A Grave Called Home
A Grave Called Home
As I walked through the familiar streets of my decaying city, the grisly sights of what remained only a haunting memory of the life this place once held, I began to search for myself in dissonance. Where once stood memorials and shrines, now shakily leaned the marred attractions that remembered no heroes. A place where nature and beauty once met structure and machine had become the solemn wasteland where the dreams of the damned would rest. The vile, voracious vulgarity of the villainous vermin that vexed this place with their tyranny had laid ruin to the fallen construct that was once a garden for life. A sky once so blue had turned ash-gray against the silhouettes of the concrete and steel creations we all once climbed for safety, to live and work within and call our homes. The smell of reality rotting away from this place filled every breath, and the pain of realization with every exhale came. The structures which touched the skies with pride now crumbling in on themselves as if their hearts and spines had been crushed from the weight of what had come to pass. The passageways to the undergrounds had collapsed, and the pathways above were but a framework of sadness, outlining in broken ways the sights of where they once led.
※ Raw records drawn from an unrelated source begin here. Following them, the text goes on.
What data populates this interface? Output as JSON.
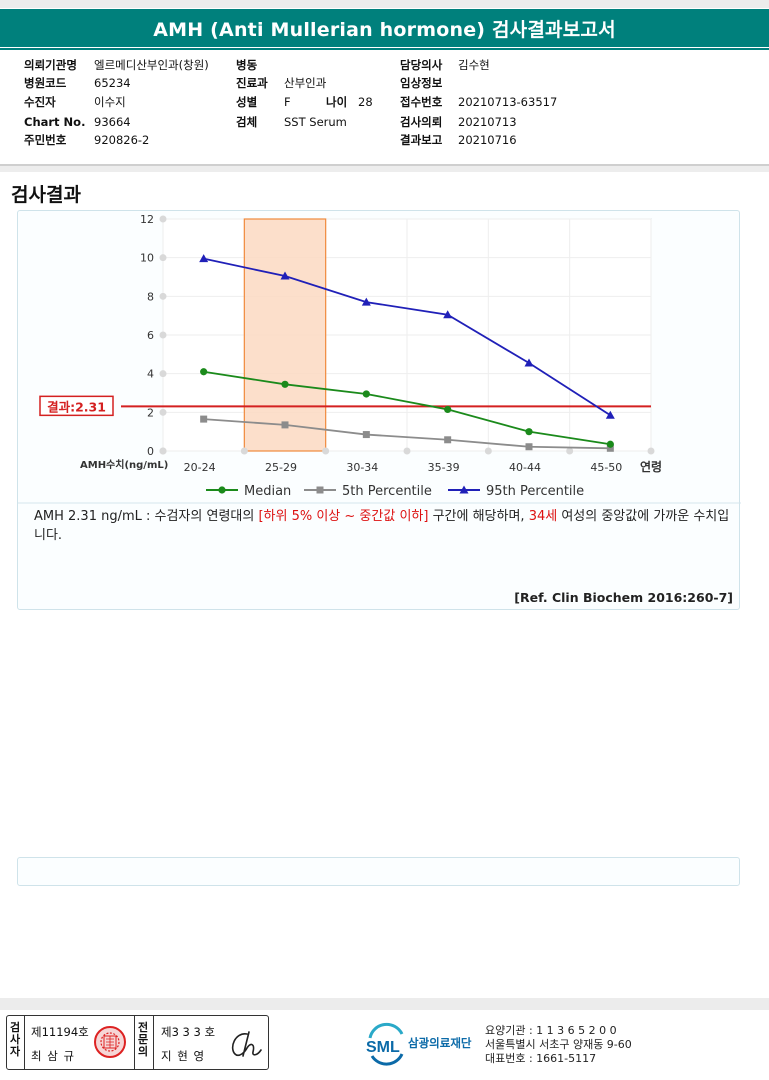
{
  "title": "AMH (Anti Mullerian hormone) 검사결과보고서",
  "info": {
    "institution_label": "의뢰기관명",
    "institution": "엘르메디산부인과(창원)",
    "hospital_code_label": "병원코드",
    "hospital_code": "65234",
    "patient_label": "수진자",
    "patient": "이수지",
    "chart_label": "Chart No.",
    "chart_no": "93664",
    "resident_label": "주민번호",
    "resident_no": "920826-2",
    "ward_label": "병동",
    "ward": "",
    "dept_label": "진료과",
    "dept": "산부인과",
    "sex_label": "성별",
    "sex": "F",
    "age_label": "나이",
    "age": "28",
    "specimen_label": "검체",
    "specimen": "SST Serum",
    "doctor_label": "담당의사",
    "doctor": "김수현",
    "clinical_label": "임상정보",
    "clinical": "",
    "receipt_label": "접수번호",
    "receipt_no": "20210713-63517",
    "request_label": "검사의뢰",
    "request_date": "20210713",
    "report_label": "결과보고",
    "report_date": "20210716"
  },
  "section_title": "검사결과",
  "chart_data": {
    "type": "line",
    "categories": [
      "20-24",
      "25-29",
      "30-34",
      "35-39",
      "40-44",
      "45-50"
    ],
    "x_end_label": "연령",
    "y_axis_label": "AMH수치(ng/mL)",
    "ylim": [
      0,
      12
    ],
    "yticks": [
      0,
      2,
      4,
      6,
      8,
      10,
      12
    ],
    "grid": true,
    "legend_position": "bottom",
    "highlight_category": "25-29",
    "result_line": {
      "value": 2.31,
      "label": "결과:2.31",
      "color": "#d42020"
    },
    "series": [
      {
        "name": "Median",
        "color": "#1b8a1b",
        "marker": "circle",
        "values": [
          4.1,
          3.45,
          2.95,
          2.15,
          1.0,
          0.35
        ]
      },
      {
        "name": "5th Percentile",
        "color": "#8c8c8c",
        "marker": "square",
        "values": [
          1.65,
          1.35,
          0.85,
          0.58,
          0.22,
          0.14
        ]
      },
      {
        "name": "95th Percentile",
        "color": "#2020b8",
        "marker": "triangle",
        "values": [
          9.95,
          9.05,
          7.7,
          7.05,
          4.55,
          1.85
        ]
      }
    ]
  },
  "description": {
    "part1": "AMH  2.31 ng/mL : 수검자의 연령대의 ",
    "part2": "[하위 5% 이상 ~ 중간값 이하]",
    "part3": "  구간에 해당하며, ",
    "part4": "34세",
    "part5": " 여성의 중앙값에 가까운 수치입니다."
  },
  "reference": "[Ref. Clin Biochem 2016:260-7]",
  "footer": {
    "examiner_label": "검사자",
    "examiner_no": "제11194호",
    "examiner_name": "최 삼 규",
    "specialist_label": "전문의",
    "specialist_no": "제3 3 3 호",
    "specialist_name": "지 현 영",
    "logo_text": "삼광의료재단",
    "org_line1": "요양기관 : 1 1 3 6 5 2 0 0",
    "org_line2": "서울특별시 서초구 양재동 9-60",
    "org_line3": "대표번호 : 1661-5117"
  }
}
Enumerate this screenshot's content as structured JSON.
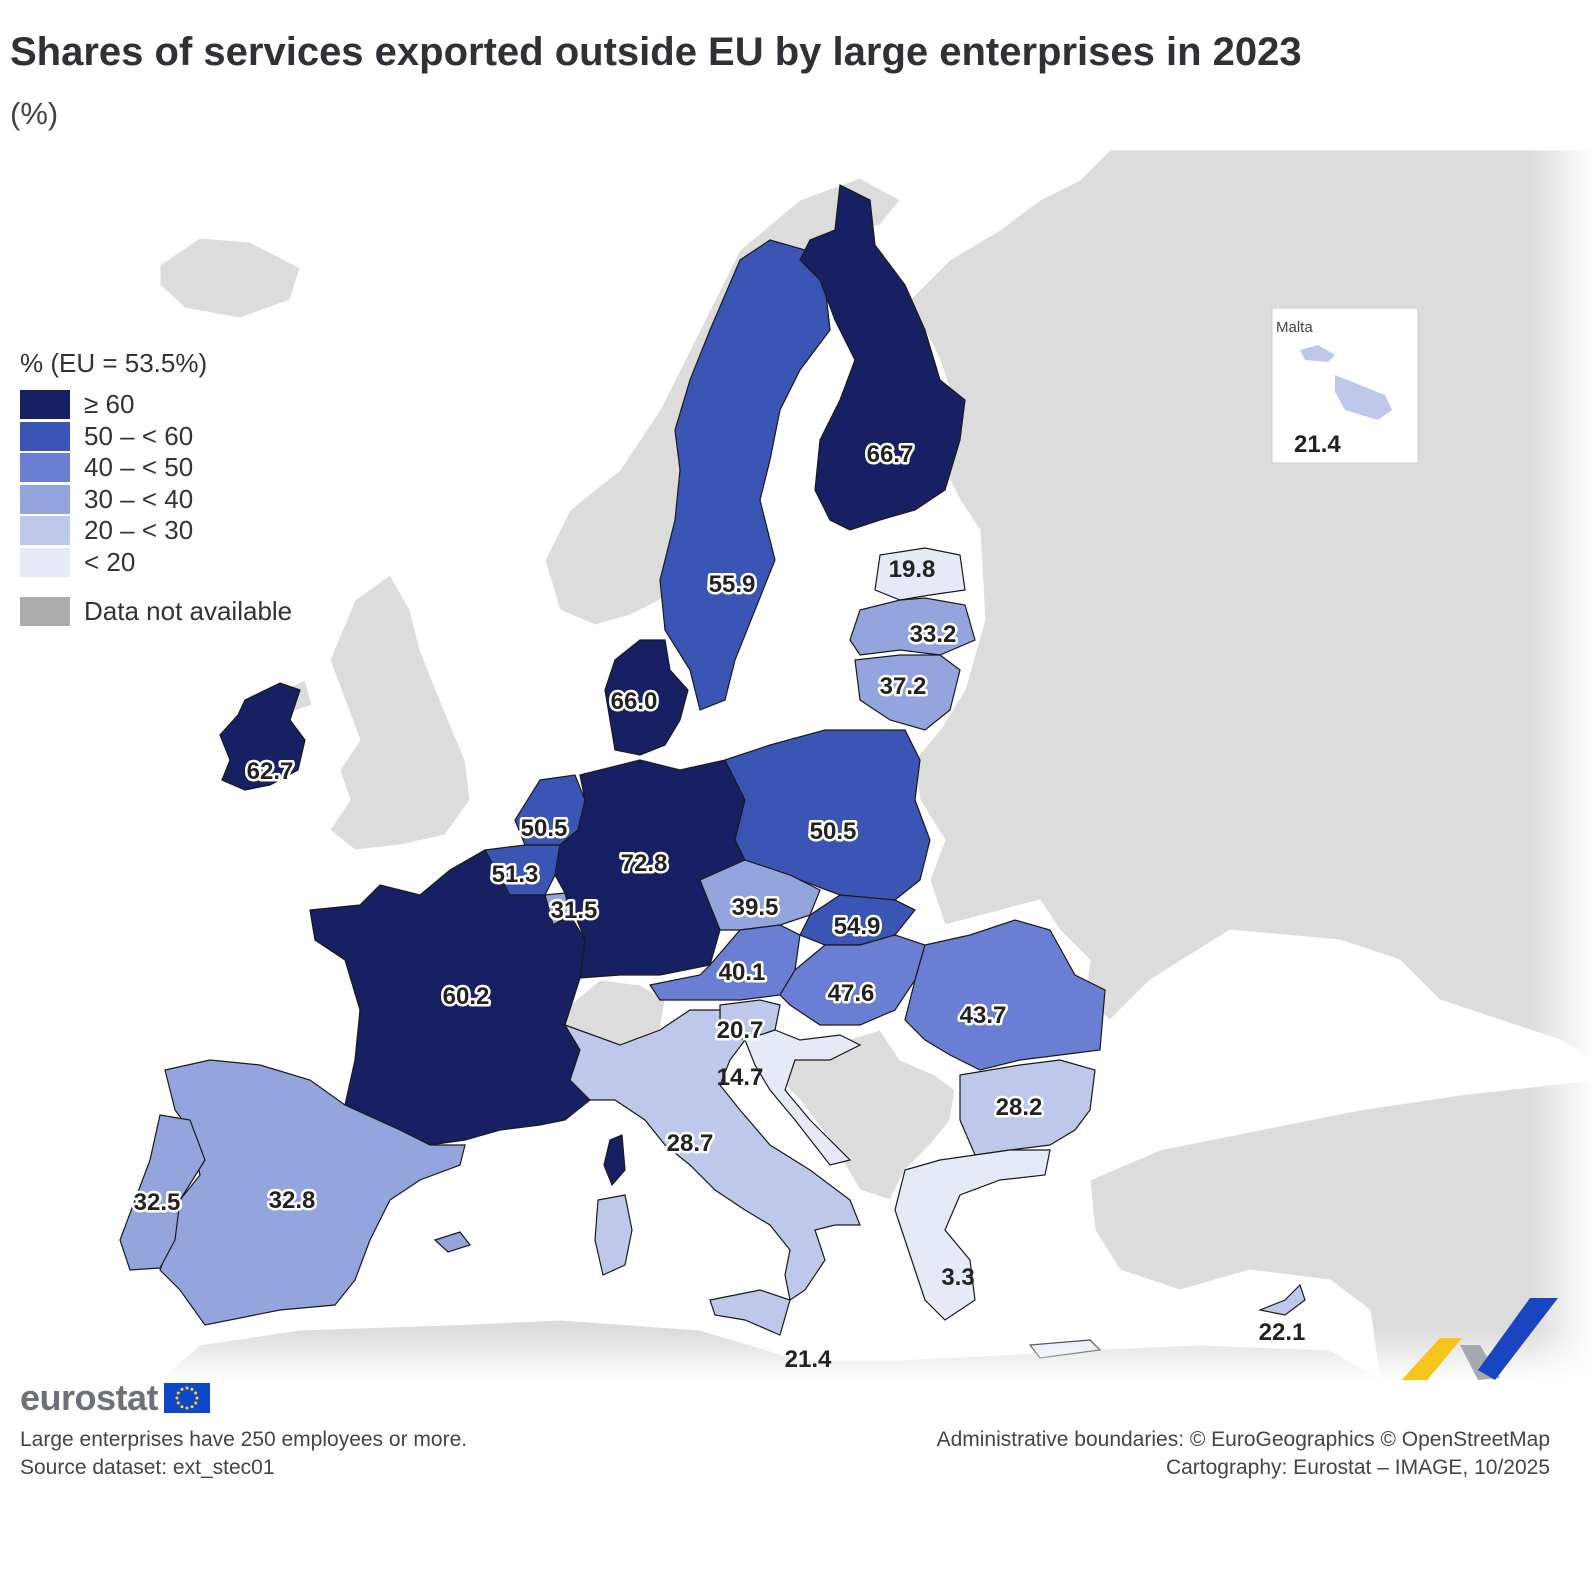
{
  "header": {
    "title": "Shares of services exported outside EU by large enterprises in 2023",
    "unit": "(%)"
  },
  "legend": {
    "title": "% (EU = 53.5%)",
    "classes": [
      {
        "label": "≥ 60",
        "color": "#172063"
      },
      {
        "label": "50 – < 60",
        "color": "#3a55b4"
      },
      {
        "label": "40 – < 50",
        "color": "#6a7fd4"
      },
      {
        "label": "30 – < 40",
        "color": "#94a4dd"
      },
      {
        "label": "20 – < 30",
        "color": "#bec8ea"
      },
      {
        "label": "< 20",
        "color": "#e6e9f6"
      }
    ],
    "na_label": "Data not available",
    "na_color": "#ababab"
  },
  "chart_data": {
    "type": "choropleth",
    "title": "Shares of services exported outside EU by large enterprises in 2023",
    "unit": "%",
    "eu_value": 53.5,
    "regions": [
      {
        "country": "Ireland",
        "value": 62.7
      },
      {
        "country": "Sweden",
        "value": 55.9
      },
      {
        "country": "Finland",
        "value": 66.7
      },
      {
        "country": "Estonia",
        "value": 19.8
      },
      {
        "country": "Latvia",
        "value": 33.2
      },
      {
        "country": "Lithuania",
        "value": 37.2
      },
      {
        "country": "Denmark",
        "value": 66.0
      },
      {
        "country": "Netherlands",
        "value": 50.5
      },
      {
        "country": "Belgium",
        "value": 51.3
      },
      {
        "country": "Luxembourg",
        "value": 31.5
      },
      {
        "country": "Germany",
        "value": 72.8
      },
      {
        "country": "Poland",
        "value": 50.5
      },
      {
        "country": "Czechia",
        "value": 39.5
      },
      {
        "country": "Slovakia",
        "value": 54.9
      },
      {
        "country": "Austria",
        "value": 40.1
      },
      {
        "country": "Hungary",
        "value": 47.6
      },
      {
        "country": "Romania",
        "value": 43.7
      },
      {
        "country": "Slovenia",
        "value": 20.7
      },
      {
        "country": "Croatia",
        "value": 14.7
      },
      {
        "country": "Bulgaria",
        "value": 28.2
      },
      {
        "country": "France",
        "value": 60.2
      },
      {
        "country": "Italy",
        "value": 28.7
      },
      {
        "country": "Spain",
        "value": 32.8
      },
      {
        "country": "Portugal",
        "value": 32.5
      },
      {
        "country": "Greece",
        "value": 3.3
      },
      {
        "country": "Malta",
        "value": 21.4
      },
      {
        "country": "Cyprus",
        "value": 22.1
      }
    ]
  },
  "inset": {
    "title": "Malta",
    "value": "21.4"
  },
  "footer": {
    "logo_text": "eurostat",
    "note": "Large enterprises have 250 employees or more.",
    "source": "Source dataset: ext_stec01",
    "boundaries": "Administrative boundaries: © EuroGeographics © OpenStreetMap",
    "cartography": "Cartography: Eurostat – IMAGE, 10/2025"
  }
}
The seemingly invincible city that I once called my home…was little more than a grave. The verbose desires of man had met the horrid desires of the demonic, and hell was born through the volition of those who sought power but knew what they wrought. The intrinsic nature of such beings poisoned the very collective consciousness of our people until it spread like a disease across our planet and swallowed a world once filled with life. Cataclysm soon became the expectancy and destruction the norm. While we had great strength, it was misplaced along with our hope and belief in those who made promises that faltered under the weight of their decisions.